C.J. Spiller’s 7,588 all-purpose yards is the most in ACC history. (file photo/The Clemson Insider)

C.J. Spiller is still considered the greatest overall player in Clemson history. His 7,588 all-purpose yards is the most in ACC history and is second best in the NCAA. He rushed for 3,547 yards in his Clemson career, while also receiving 1,420 more yards. He also had 569 punt return yards and 2,052 kick return yards. Spiller’s 8 touchdown returns on punts and kickoffs is still an NCAA record, while his 4 kickoff returns for touchdowns in one season (2009) is still a single season best in the ACC and the NCAA. His 7-career kickoff returns for touchdown is still an NCAA record for a career. Spiller was a unanimous First-Team All-American in 2009. He was also the ACC Player of the Year that season as well. He rushed for 1,212 yards and had 2,680 all-purpose yards and scored 21 touchdowns. He finished No. 6 in the Heisman Trophy race, tying Fuller for the best finish in school history at the time. Spiller scored a Clemson record 51 touchdowns in his career. His No. 28 was retired.

Dabo Swinney is without a doubt the greatest football coach Clemson has ever had. In his 10-plus years so far, he has posted a 116-30 record. His 116 wins are already second most in school history. He was won 2 national championships (2016 and 2018) and played for another. His teams have played in 13 bowl games, while posting a 9-4 record. His nine bowl wins are already the most in school history. His teams have also won 5 ACC Championships and played for another. In all, six of his teams have finished ranked in the top 10, including four in the top 5. Nine of his 10 teams have finished the season ranked inside the top 25. Four of his teams made the College Football Playoff and two others played in BCS Bowls. Swinney led Clemson to undefeated regular season in 2015 and 2018, while his 2018 squad became the first team in college football to go 15-0 since 1897.

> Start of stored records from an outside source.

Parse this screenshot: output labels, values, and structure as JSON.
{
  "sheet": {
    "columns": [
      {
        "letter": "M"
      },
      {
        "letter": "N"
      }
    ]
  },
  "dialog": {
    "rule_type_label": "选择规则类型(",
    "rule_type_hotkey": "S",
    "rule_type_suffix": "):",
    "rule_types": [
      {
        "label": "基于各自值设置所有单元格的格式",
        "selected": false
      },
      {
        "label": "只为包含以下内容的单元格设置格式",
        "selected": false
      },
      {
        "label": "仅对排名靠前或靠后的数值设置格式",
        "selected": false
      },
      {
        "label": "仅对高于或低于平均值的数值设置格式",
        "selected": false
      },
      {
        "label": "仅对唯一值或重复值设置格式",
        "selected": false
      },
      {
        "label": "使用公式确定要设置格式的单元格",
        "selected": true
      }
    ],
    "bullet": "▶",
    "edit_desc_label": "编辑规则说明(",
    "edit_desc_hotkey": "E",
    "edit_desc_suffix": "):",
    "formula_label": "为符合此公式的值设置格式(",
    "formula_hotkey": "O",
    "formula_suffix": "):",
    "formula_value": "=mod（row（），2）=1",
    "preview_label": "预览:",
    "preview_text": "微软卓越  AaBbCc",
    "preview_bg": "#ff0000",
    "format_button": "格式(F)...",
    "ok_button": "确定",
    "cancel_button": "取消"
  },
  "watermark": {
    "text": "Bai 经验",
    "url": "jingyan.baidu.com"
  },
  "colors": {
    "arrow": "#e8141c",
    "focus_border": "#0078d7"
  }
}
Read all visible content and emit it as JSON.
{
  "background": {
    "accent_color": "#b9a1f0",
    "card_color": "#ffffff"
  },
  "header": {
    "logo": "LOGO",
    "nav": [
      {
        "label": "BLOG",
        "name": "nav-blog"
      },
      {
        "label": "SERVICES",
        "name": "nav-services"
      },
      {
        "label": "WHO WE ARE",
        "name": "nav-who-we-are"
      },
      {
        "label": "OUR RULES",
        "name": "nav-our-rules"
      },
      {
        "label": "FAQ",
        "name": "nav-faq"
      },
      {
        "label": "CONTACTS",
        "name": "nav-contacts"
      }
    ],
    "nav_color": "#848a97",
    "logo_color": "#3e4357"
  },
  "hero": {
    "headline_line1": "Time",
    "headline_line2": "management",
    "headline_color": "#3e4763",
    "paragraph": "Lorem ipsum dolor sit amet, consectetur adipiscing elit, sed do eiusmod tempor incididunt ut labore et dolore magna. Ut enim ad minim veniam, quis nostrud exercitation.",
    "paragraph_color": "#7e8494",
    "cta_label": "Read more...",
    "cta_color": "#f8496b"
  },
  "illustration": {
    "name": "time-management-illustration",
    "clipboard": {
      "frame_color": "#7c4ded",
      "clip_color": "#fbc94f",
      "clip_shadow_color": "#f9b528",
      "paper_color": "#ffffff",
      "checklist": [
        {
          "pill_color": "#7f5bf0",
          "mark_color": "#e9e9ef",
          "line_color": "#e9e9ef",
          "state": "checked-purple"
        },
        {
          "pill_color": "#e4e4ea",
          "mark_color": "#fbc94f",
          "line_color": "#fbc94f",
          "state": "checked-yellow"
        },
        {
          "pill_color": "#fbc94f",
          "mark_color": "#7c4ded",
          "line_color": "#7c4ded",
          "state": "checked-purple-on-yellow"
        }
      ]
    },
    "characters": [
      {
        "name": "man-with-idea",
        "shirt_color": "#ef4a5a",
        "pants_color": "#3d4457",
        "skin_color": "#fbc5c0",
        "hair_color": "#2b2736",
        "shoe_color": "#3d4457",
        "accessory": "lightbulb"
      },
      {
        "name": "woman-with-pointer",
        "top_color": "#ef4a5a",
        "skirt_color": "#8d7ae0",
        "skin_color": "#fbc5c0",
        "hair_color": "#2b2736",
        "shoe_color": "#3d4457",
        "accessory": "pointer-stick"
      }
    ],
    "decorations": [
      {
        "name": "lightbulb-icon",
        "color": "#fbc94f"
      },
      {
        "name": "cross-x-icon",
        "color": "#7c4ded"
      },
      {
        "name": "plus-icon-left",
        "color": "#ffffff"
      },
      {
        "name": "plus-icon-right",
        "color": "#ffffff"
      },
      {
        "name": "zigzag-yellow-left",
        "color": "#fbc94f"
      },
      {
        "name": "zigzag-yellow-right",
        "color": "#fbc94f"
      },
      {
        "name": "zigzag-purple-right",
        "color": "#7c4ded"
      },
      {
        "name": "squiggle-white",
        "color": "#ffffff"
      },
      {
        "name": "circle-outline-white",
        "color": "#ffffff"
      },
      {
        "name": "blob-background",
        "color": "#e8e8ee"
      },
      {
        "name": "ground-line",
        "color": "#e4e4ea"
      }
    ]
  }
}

Deshaun Watson became the greatest quarterback Clemson had ever seen. He was the ACC Player of the Year in 2015 and finished as a finalist to the Heisman Trophy in 2015 and ’16. He holds several game, season and career records at Clemson. He threw for a record 580 yards against Pittsburgh in 2016. His 588 total yards that afternoon is also a Clemson record. He is the first 2-time All-American quarterback in Clemson history as he took the Tigers to the national championship game in 2015 and 2016, including winning it all in 2016. He was 32-3 as a starting quarterback in his Clemson career, while throwing for 10,163 yards. He also threw 90 touchdowns and ran for another 26. His 4,593 yards in 2016 broke his own passing record of 4,104 yards in 2015. His 41 touchdown passes in 2016 is a Clemson and ACC record, as is his 50 total touchdowns that season. Watson completed 67.4 percent of his passes in his Clemson career, which is the current career record.